# Desfasar dos señales cuadradas en 90 grados



## chaly (Feb 21, 2009)

Hola compañeros, necesito un favor, tengo un proyecto que consiste en dos 555 y necesito desfasar sus señales en 90 grados.


----------



## i10 (Feb 27, 2009)

Diseña un filtro pasa-todo,  o de ganancia unitaria, con un comportamiento en fase, que provoque un corrimiento de 90 grados !


----------



## suser (Mar 1, 2009)

Creo si no me equivoco que el desfase que necesitas depende de la frecuencia de la señal que tengas a la entrada.


----------



## Fogonazo (Mar 1, 2009)

¿ Algo así ?


----------



## suser (Mar 1, 2009)

Segun el jpg,  el flanco positivo y el negativo de la segunda señal no miden igual que la de la primera pero es una buena idea , si lo que deseas son dos señales digitales desfasadas 90 grados yo lo haría de otra forma pero no con 2 lm555
Ejemplo : un ic 4017(contador decimal) , la salida 4 la conecto al reset así tengo cuatro salidas secuenciales 0 1 2 y 3 , uno la 0 y la 1 con dos diodos teniendo la primer señal y la 1 con la dos tambien las unes con dos diodos para sumarlas y así tienes la señal desfasada 90 de la primera ; la señal de reloj que le metas tiene que ser x 4 de la que desees en las salidas y la puedes generar con el 555


----------



## sergio1247 (Ago 2, 2010)

Hola, yo necesito hacer casi lo mismo que tu, solo q*UE* yo necesito q*UE* la señal de salida este de*S*fasada 180º y que al cambiar a estado bajo la señal de entrada cambie tambien la de salida, si me pueden ayudar por fa*VOR* me urge éste circuito.


----------



## Scooter (Ago 3, 2010)

¿Y no es mas fácil usar un solo 555 del doble de frecuencia, un divisor por dos y unas pocas puertas?


----------



## Fogonazo (Ago 3, 2010)

sergio1247 dijo:


> hey yo necesito hacer casi lo mismo que tu viejo solo q*UE* yo necesito q*UE* la señal de salida este de*S*fasada 180º y que al cambiar a estado bajo la señal de entrada cambie tambien la de salida si me pueden ayudar porfa*VOR* me urge este circuito


Con un transistor


----------



## sergio1247 (Ago 5, 2010)

Scooter: pues la verdad no porque la frecuencia de la señal de entrada no es muy alta y pues como necesito hacer ese retardo en la señal de salida para darle time a un motor de frenarse e iniciar un nuevo ciclo

Fogonazo: con un transistor en que configuración ?


----------



## Fogonazo (Ago 5, 2010)

sergio1247 dijo:


> Fogonazo: con un transistor en que configuración ?

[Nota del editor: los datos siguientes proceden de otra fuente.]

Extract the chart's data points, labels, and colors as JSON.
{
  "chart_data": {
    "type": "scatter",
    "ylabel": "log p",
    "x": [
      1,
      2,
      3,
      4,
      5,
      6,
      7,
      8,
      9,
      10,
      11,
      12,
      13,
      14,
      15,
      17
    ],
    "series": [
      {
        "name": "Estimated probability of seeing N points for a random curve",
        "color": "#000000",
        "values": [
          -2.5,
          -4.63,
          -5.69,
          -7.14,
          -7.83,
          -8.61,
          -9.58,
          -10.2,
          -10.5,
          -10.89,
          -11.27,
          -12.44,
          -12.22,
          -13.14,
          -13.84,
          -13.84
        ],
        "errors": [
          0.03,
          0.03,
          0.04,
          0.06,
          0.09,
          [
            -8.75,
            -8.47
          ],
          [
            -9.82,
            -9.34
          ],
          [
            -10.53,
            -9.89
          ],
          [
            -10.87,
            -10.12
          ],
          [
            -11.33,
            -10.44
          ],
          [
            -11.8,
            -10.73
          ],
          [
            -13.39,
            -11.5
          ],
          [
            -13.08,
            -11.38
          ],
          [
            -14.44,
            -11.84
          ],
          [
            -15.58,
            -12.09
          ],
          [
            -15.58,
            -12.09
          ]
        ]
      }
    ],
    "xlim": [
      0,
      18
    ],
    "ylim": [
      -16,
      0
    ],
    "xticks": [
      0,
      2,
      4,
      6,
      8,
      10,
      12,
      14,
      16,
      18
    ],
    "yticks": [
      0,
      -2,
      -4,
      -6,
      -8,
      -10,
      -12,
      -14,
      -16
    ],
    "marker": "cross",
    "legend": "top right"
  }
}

Si aplicas la señal por base y tomas la salida por colector (NPN), las señales quedan desplazadas 180º


----------



## karl87 (Nov 4, 2010)

Ya tengo generada la señal cuadrada, pero solo necesito desfasarla 90° grados  ¿cómo puedo hacerlo ? . Gracias por su respuesta.


----------



## Black Tiger1954 (Nov 4, 2010)

Una idea chapucera pero funciona. Cambiando R1 y/o C1 se modifica el retardo. También hay que cambiarlos si varía mucho la frecuencia. Esto sirve si la frecuencia es constante.


----------



## oscar84 (May 12, 2011)

Fogonazo dijo:


> Si aplicas la señal por base y tomas la salida por colector (NPN), las señales quedan desplazadas 180º



Hola igual me surgio esta pregunta como puedo desfasar a los 180° grados. tengo implemementado mi circuito y me da una señal cuadrada pero quiero desfasarla 180° como puedo hacerlo con el transistor NPN
y donde conectaria cada uno de los pines emisor, base y colector.
seria d egran ayuda su respuesta saludos.



Fogonazo dijo:


> ¿ Algo así ?



Hola fogonazo.... estoy viendo tu circuito y me preguntaba? como puedo hacer le que se desfase 180 grados que es lo que tengo que cambiarle al circuito no se si el valor de capacitores o algo mas ??  saludos y espero tu respuesta..
bye..ñ


----------



## pandacba (May 12, 2011)

Estas preguntando lo que ya te repondieron, de echo tomaste lo dicho por fogonazo y alli esta lo que preguntas


----------



## johncaro12 (May 12, 2011)

oscar84 dijo:


> hola igual me surgio esta pregunta como puedo desfasar a los 180° grados. tengo implemementado mi circuito y me da una señal cuadrada pero quiero desfasarla 180° como puedo hacerlo con el transistor NPN
> y donde conectaria cada uno de los pines emisor, base y colector.
> seria d egran ayuda su respuesta saludos.


----------



## oscar84 (May 17, 2011)

Hola, ya conecté de otra forma mi circuito.. y me dió una señal cuadrada desfasada..
Ahora me surgió otro problemita , conecté la salida de la señal del 555 a un moc3031 y a ésta misma le hice un arreglo para conectarla a un SCR.. Me enciende a apaga un foco.. el único problema es que éste se encuentra parpadeando y lo que yo quiero es que deje de parpadear y prenda y apague, como le puedo hacer???? me sugirieron poner un capacitor para que elimine este parpadeo pero en verdad no se si ésto funcione... espero y ustedes tengan una solución a ésto... Saludos.


----------



## johncaro12 (May 20, 2011)

Si pusieras un esquema de lo que estas haciendo?, para saber cual sería el problema.


----------